Not everyone needs an editor either. If you are working with audio recordings of oral histories the last thing you would be likely to want is an editor “correcting” colloquial phrases.
(Rest assured, I approach editing and transcribing very differently).
That said, there are good reasons why many writers would want an editor’s query, comments, or “correction.”
As a pre-teen, I was an avid reader of a YA series of books (I won’t disclose the title or author name here). I don’t know how many books I had read of this series when I was startled to discover–in the course of a few pages–that the protagonist’s hair color had inexplicably changed (that is, the author’s description of it had). Not only that, the actions of the character became suddenly inconsistent within a paragraph or two. Her shirt color may have changed also. My attention from the plot immediately was redirected to questions of the author and the publishing process–how did such oversight get through to print? I’m not sure I immediately stopped reading the series, but I did begin to question writing quality and suspect that many mass-market paperbacks were written fast to be sold quickly. This book was in need of an astute developmental editor and a line editor.
An editor has the ability to create seamlessness in a text written with abrupt distractions to readers’ attention.
Many authors, especially new authors, often don’t realize that there are various levels and “passes” to the editing process and tend to want to skip to proofreading when they really require additional substantive editing.
Editors tend to have their own interpretations and terminology preferences for the editing process.
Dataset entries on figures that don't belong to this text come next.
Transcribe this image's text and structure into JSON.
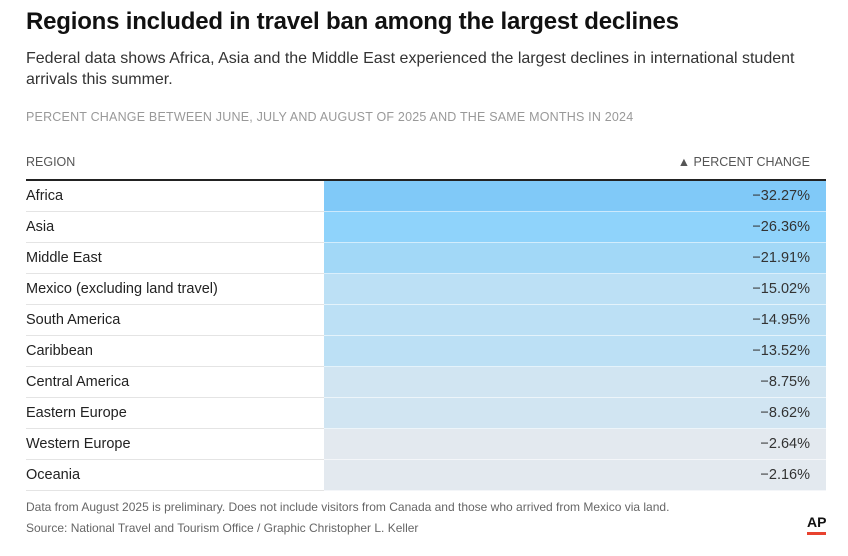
{
  "title": "Regions included in travel ban among the largest declines",
  "subtitle": "Federal data shows Africa, Asia and the Middle East experienced the largest declines in international student arrivals this summer.",
  "kicker": "PERCENT CHANGE BETWEEN JUNE, JULY AND AUGUST OF 2025 AND THE SAME MONTHS IN 2024",
  "note": "Data from August 2025 is preliminary. Does not include visitors from Canada and those who arrived from Mexico via land.",
  "source": "Source: National Travel and Tourism Office / Graphic Christopher L. Keller",
  "logo": "AP",
  "chart_data": {
    "type": "table",
    "columns": [
      "REGION",
      "▲ PERCENT CHANGE"
    ],
    "rows": [
      {
        "region": "Africa",
        "value": "−32.27%",
        "num": -32.27,
        "color": "#80c9f8"
      },
      {
        "region": "Asia",
        "value": "−26.36%",
        "num": -26.36,
        "color": "#8fd3fb"
      },
      {
        "region": "Middle East",
        "value": "−21.91%",
        "num": -21.91,
        "color": "#a2d8f7"
      },
      {
        "region": "Mexico (excluding land travel)",
        "value": "−15.02%",
        "num": -15.02,
        "color": "#bce0f5"
      },
      {
        "region": "South America",
        "value": "−14.95%",
        "num": -14.95,
        "color": "#bce0f5"
      },
      {
        "region": "Caribbean",
        "value": "−13.52%",
        "num": -13.52,
        "color": "#bce0f5"
      },
      {
        "region": "Central America",
        "value": "−8.75%",
        "num": -8.75,
        "color": "#d1e5f2"
      },
      {
        "region": "Eastern Europe",
        "value": "−8.62%",
        "num": -8.62,
        "color": "#d1e5f2"
      },
      {
        "region": "Western Europe",
        "value": "−2.64%",
        "num": -2.64,
        "color": "#e3e9ef"
      },
      {
        "region": "Oceania",
        "value": "−2.16%",
        "num": -2.16,
        "color": "#e3e9ef"
      }
    ]
  }
}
Basically, levels of editing include:
Developmental (or structural) editing: considers the logic of ideas, thought development, organization, and consistency.
Copyediting/Line editing: sentence-by-sentence grammar, syntax, voice, tone. At this level, there is much less emphasis on checking for accuracy of the information and additionally detailed analysis of writing mechanics.
Proofreading should not be brought into the conversation until the substantive editing passes are complete.